Vedendo quella copertina, personalmente, ho gioito per Incontrada: è una donna che ha subito critiche davvero meschine per il suo fisico non filiforme e sono sicura che posare nuda sia stato per lei una riconquista. Tuttavia, stiamo parlando di una donna bellissima che non si trova in opposizione così estrema rispetto al canone. Quell’immagine photoshoppata, studiata e approvata da una rivista di moda è un manifesto della body positivity?
Può esserlo, se parliamo della vecchia body positivity. Dico “vecchia” non perché non esista più, ma perché la trovo superata: promuove la bellezza di tutti i corpi, ma comunque entro un certo limite di peso e di taglia, solo se la donna ha un bel faccino e, possibilmente, un fisico a clessidra.

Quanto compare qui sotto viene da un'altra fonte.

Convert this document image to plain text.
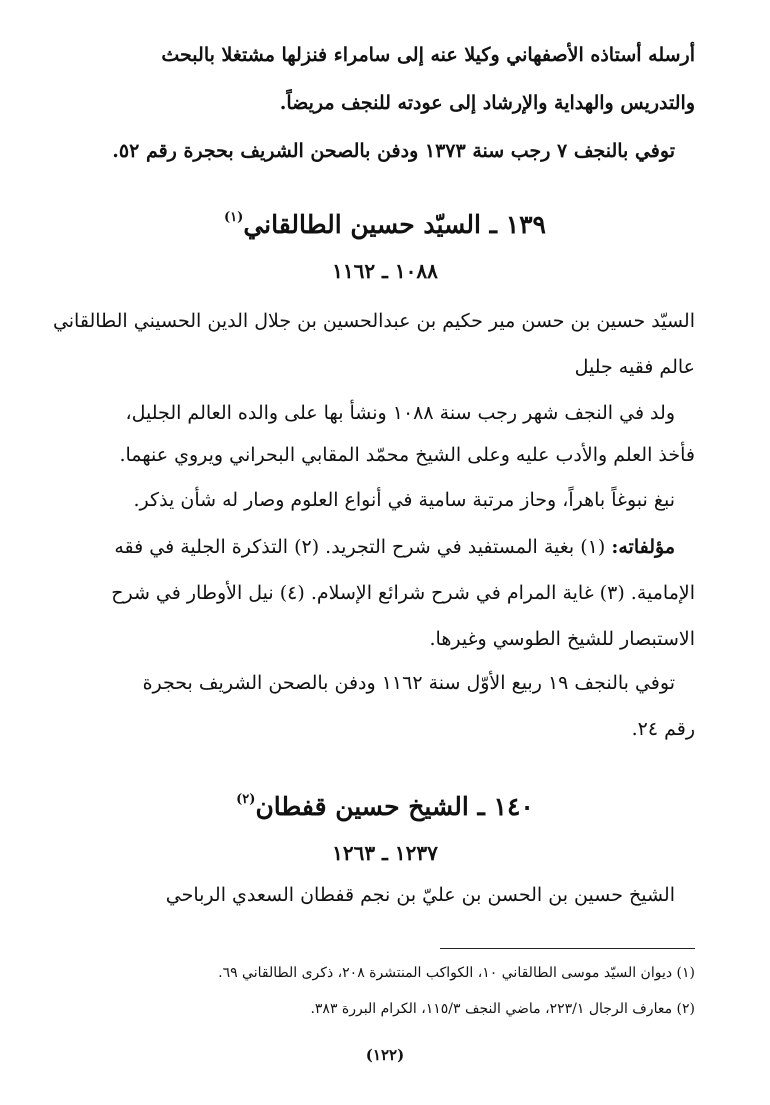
أرسله أستاذه الأصفهاني وكيلا عنه إلى سامراء فنزلها مشتغلا بالبحث
والتدريس والهداية والإرشاد إلى عودته للنجف مريضاً.
توفي بالنجف ۷ رجب سنة ۱۳۷۳ ودفن بالصحن الشريف بحجرة رقم ٥٢.
١٣٩ ـ السيّد حسين الطالقاني$^{(١)}$
١٠٨٨ ـ ١١٦٢
السيّد حسين بن حسن مير حكيم بن عبدالحسين بن جلال الدين الحسيني الطالقاني
عالم فقيه جليل
ولد في النجف شهر رجب سنة ١٠٨٨ ونشأ بها على والده العالم الجليل،
فأخذ العلم والأدب عليه وعلى الشيخ محمّد المقابي البحراني ويروي عنهما.
نبغ نبوغاً باهراً، وحاز مرتبة سامية في أنواع العلوم وصار له شأن يذكر.
مؤلفاته: (١) بغية المستفيد في شرح التجريد. (٢) التذكرة الجلية في فقه
الإمامية. (٣) غاية المرام في شرح شرائع الإسلام. (٤) نيل الأوطار في شرح
الاستبصار للشيخ الطوسي وغيرها.
توفي بالنجف ١٩ ربيع الأوّل سنة ١١٦٢ ودفن بالصحن الشريف بحجرة
رقم ٢٤.
١٤٠ ـ الشيخ حسين قفطان$^{(٢)}$
١٢٣٧ ـ ١٢٦٣
الشيخ حسين بن الحسن بن عليّ بن نجم قفطان السعدي الرباحي
(١) ديوان السيّد موسى الطالقاني ١٠، الكواكب المنتشرة ٢٠٨، ذكرى الطالقاني ٦٩.
(٢) معارف الرجال ٢٢٣/١، ماضي النجف ١١٥/٣، الكرام البررة ٣٨٣.
(١٢٢)
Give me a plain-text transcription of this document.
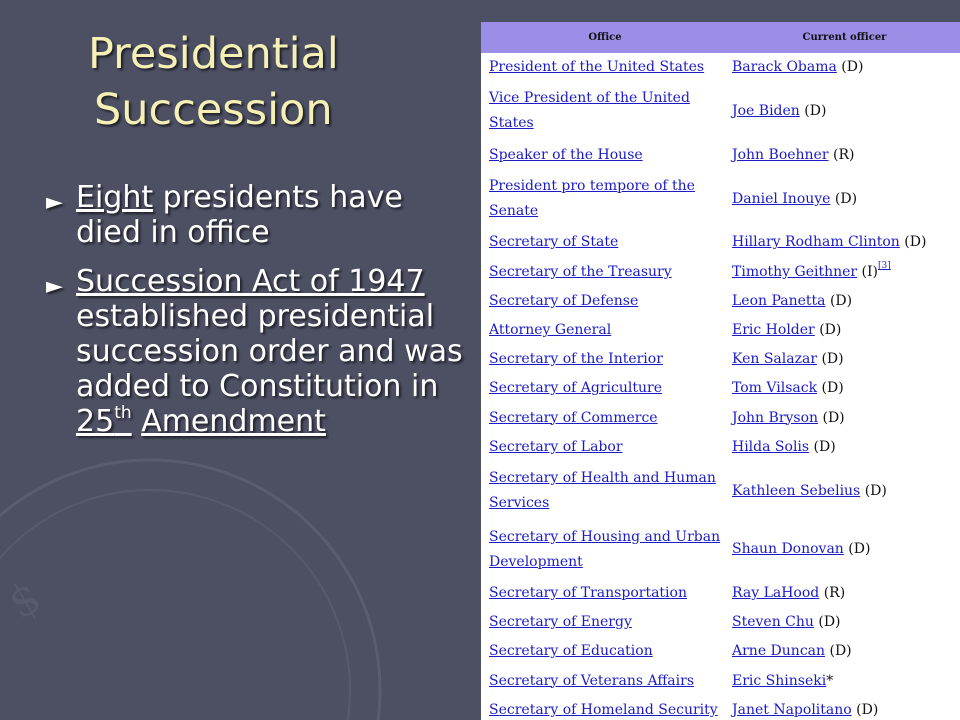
$
Presidential
Succession
► Eight presidents have died in office
► Succession Act of 1947 established presidential succession order and was added to Constitution in 25th Amendment
Office	Current officer
President of the United States	Barack Obama (D)
Vice President of the United States	Joe Biden (D)
Speaker of the House	John Boehner (R)
President pro tempore of the Senate	Daniel Inouye (D)
Secretary of State	Hillary Rodham Clinton (D)
Secretary of the Treasury	Timothy Geithner (I)[3]
Secretary of Defense	Leon Panetta (D)
Attorney General	Eric Holder (D)
Secretary of the Interior	Ken Salazar (D)
Secretary of Agriculture	Tom Vilsack (D)
Secretary of Commerce	John Bryson (D)
Secretary of Labor	Hilda Solis (D)
Secretary of Health and Human Services	Kathleen Sebelius (D)
Secretary of Housing and Urban Development	Shaun Donovan (D)
Secretary of Transportation	Ray LaHood (R)
Secretary of Energy	Steven Chu (D)
Secretary of Education	Arne Duncan (D)
Secretary of Veterans Affairs	Eric Shinseki*
Secretary of Homeland Security	Janet Napolitano (D)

Ecco, se ci atteniamo a questo, Incontrada ha fatto la rivoluzione. Se guardiamo alla totalità delle persone a cui la body positivity dovrebbe rivolgersi, però, la cover di Vanity Fair è solo uno specchietto per le allodole.

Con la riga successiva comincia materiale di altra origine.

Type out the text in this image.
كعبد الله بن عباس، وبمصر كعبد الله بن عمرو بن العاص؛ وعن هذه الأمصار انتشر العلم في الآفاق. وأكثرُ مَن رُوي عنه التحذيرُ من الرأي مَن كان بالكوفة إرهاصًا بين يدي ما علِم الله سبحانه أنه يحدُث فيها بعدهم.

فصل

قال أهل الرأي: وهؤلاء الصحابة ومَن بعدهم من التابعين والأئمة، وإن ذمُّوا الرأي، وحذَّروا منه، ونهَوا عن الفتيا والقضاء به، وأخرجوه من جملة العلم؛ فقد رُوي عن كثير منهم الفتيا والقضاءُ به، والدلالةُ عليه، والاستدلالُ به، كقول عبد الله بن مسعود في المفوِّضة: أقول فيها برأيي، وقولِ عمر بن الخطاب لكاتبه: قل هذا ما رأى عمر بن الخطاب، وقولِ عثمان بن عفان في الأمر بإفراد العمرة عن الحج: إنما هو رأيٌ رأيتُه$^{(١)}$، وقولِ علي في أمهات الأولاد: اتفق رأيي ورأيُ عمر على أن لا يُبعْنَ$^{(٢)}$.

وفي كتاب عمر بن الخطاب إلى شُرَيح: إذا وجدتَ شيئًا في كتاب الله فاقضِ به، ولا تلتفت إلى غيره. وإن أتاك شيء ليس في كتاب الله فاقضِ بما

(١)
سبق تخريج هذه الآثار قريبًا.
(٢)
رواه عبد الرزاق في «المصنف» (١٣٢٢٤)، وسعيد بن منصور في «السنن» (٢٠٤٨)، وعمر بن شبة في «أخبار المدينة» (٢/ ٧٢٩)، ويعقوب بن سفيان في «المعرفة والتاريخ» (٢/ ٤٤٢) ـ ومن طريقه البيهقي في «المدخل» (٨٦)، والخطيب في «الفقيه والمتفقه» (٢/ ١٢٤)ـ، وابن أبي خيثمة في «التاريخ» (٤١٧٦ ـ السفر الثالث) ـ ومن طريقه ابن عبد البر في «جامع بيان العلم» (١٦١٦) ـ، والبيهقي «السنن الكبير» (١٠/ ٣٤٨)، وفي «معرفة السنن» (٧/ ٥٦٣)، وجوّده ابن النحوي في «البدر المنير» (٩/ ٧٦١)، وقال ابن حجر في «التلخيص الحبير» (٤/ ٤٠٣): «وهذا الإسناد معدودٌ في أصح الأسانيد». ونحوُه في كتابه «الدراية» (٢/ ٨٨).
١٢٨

La “nuova” body positivity, chiamata anche body neutrality, promuove la validità di tutti i corpi. Il corpo non ha bisogno di essere bello, non deve rientrare in misure o forme prestabilite, non ha nessun significato sociale. È solo un corpo, e va bene così.

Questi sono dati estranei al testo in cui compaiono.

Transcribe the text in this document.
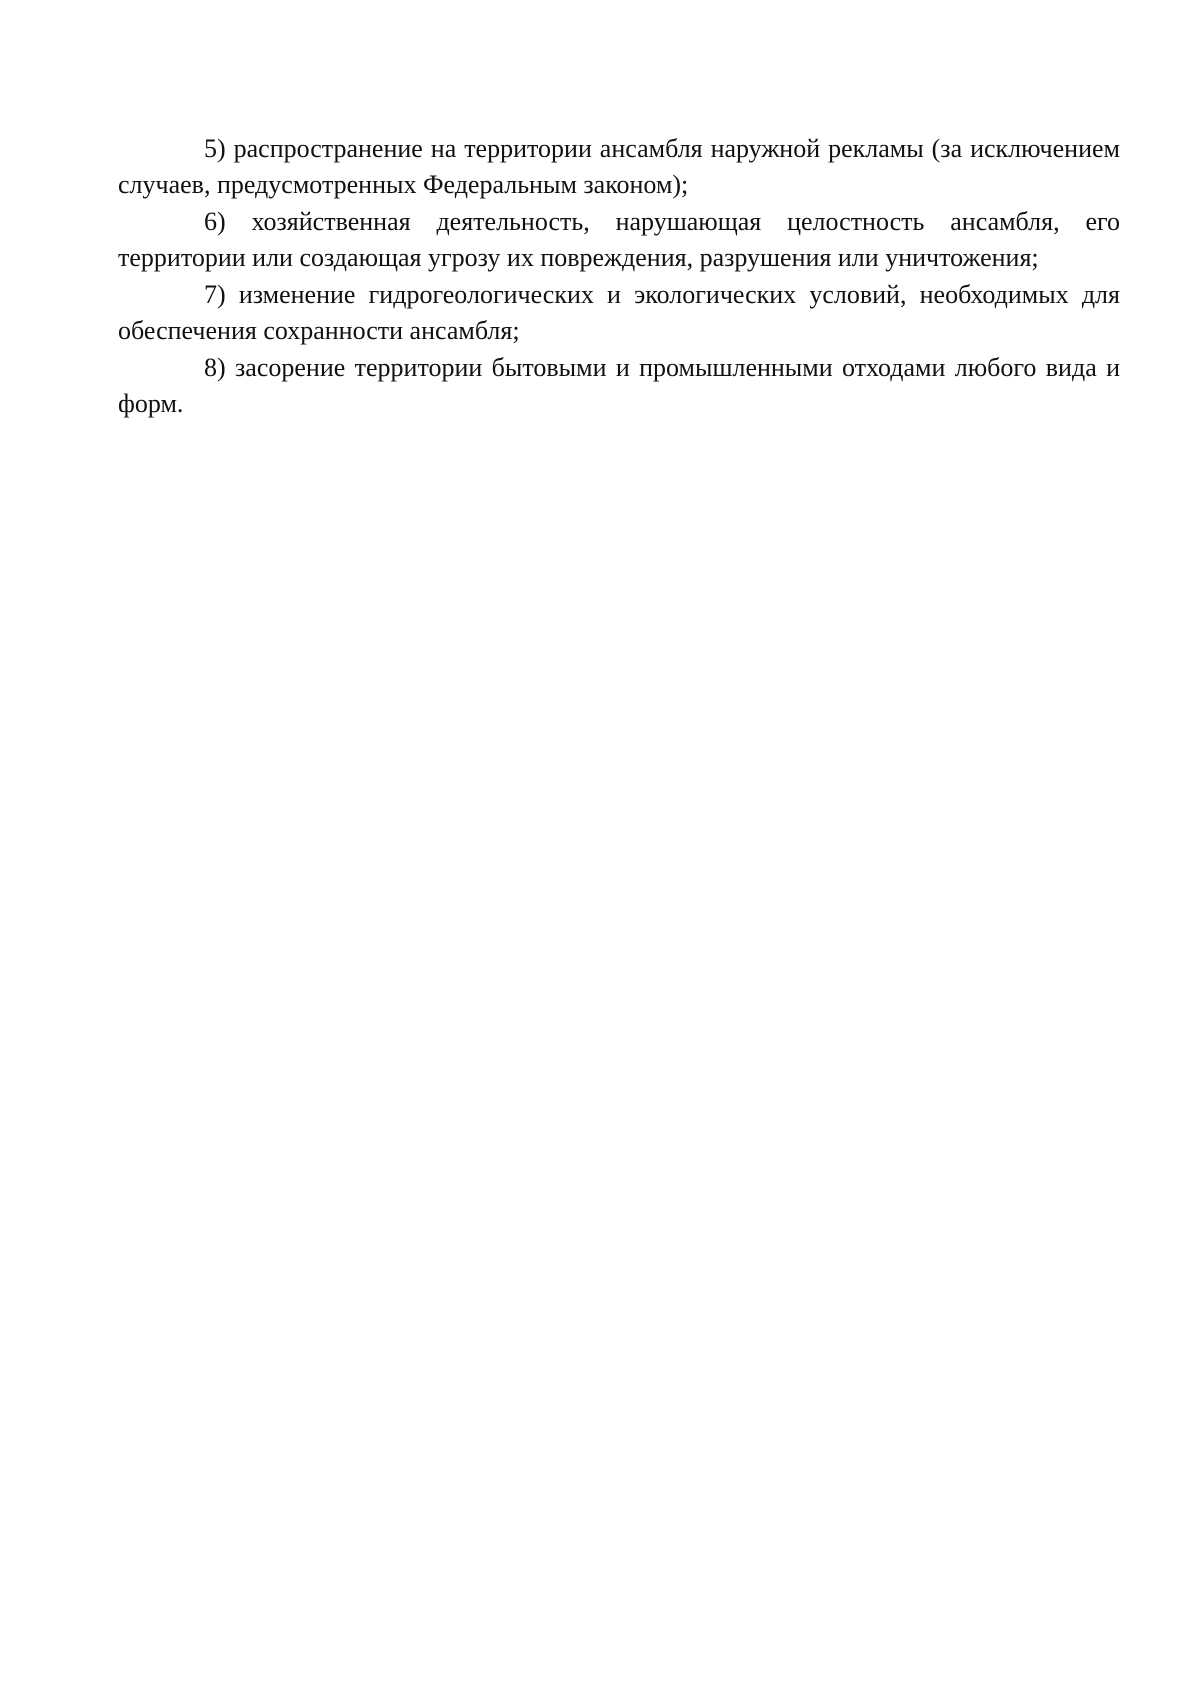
5) распространение на территории ансамбля наружной рекламы (за исключением случаев, предусмотренных Федеральным законом);

6) хозяйственная деятельность, нарушающая целостность ансамбля, его территории или создающая угрозу их повреждения, разрушения или уничтожения;

7) изменение гидрогеологических и экологических условий, необходимых для обеспечения сохранности ансамбля;

8) засорение территории бытовыми и промышленными отходами любого вида и форм.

Che liberazione, che pace. Eppure, questo movimento viene accusato di promuovere l’obesità.
Innanzitutto, gli studi più recenti affermano che l’obesità non ha una pericolosità maggiore per la salute rispetto ad altre condizioni fisiche, perciò ci troviamo di fronte a uno stigma. Inoltre, la body positivity non fa altro che normalizzare l’esistenza di tanti tipi di corpi diversi, per poi spogliarli del valore sociale della loro estetica. Le persone con obesità e in sovrappeso esistono e, quindi, meritano di essere prese in considerazione come persone, punto. La presunta bellezza non deve avere nessun peso nel rapporto tra individuo e collettività, nessuna connotazione emotiva.
Sappiamo già, però, che è molto più facile diffondere il “vecchio” approccio body positive, poiché esso non si discosta dal mantra del nostro tempo: la ricerca spasmodica della bellezza. Nonostante la body neutrality sia molto più inclusiva, infatti, nessun* di noi è ancora pront* percepire se stess* e l’altr* senza dare un giudizio che passi dall’estetica. Non ne siamo capaci: la bellezza ci tiene ancora al guinzaglio e continua a definire gli standard attraverso i quali decidiamo se meritiamo o no la felicità.
Ho pensato per molto tempo che sarei voluta essere una bambina magra. Forse, però, mi sarebbe bastato essere una bambina grassa in un mondo per cui il mio corpo non significava nulla di che.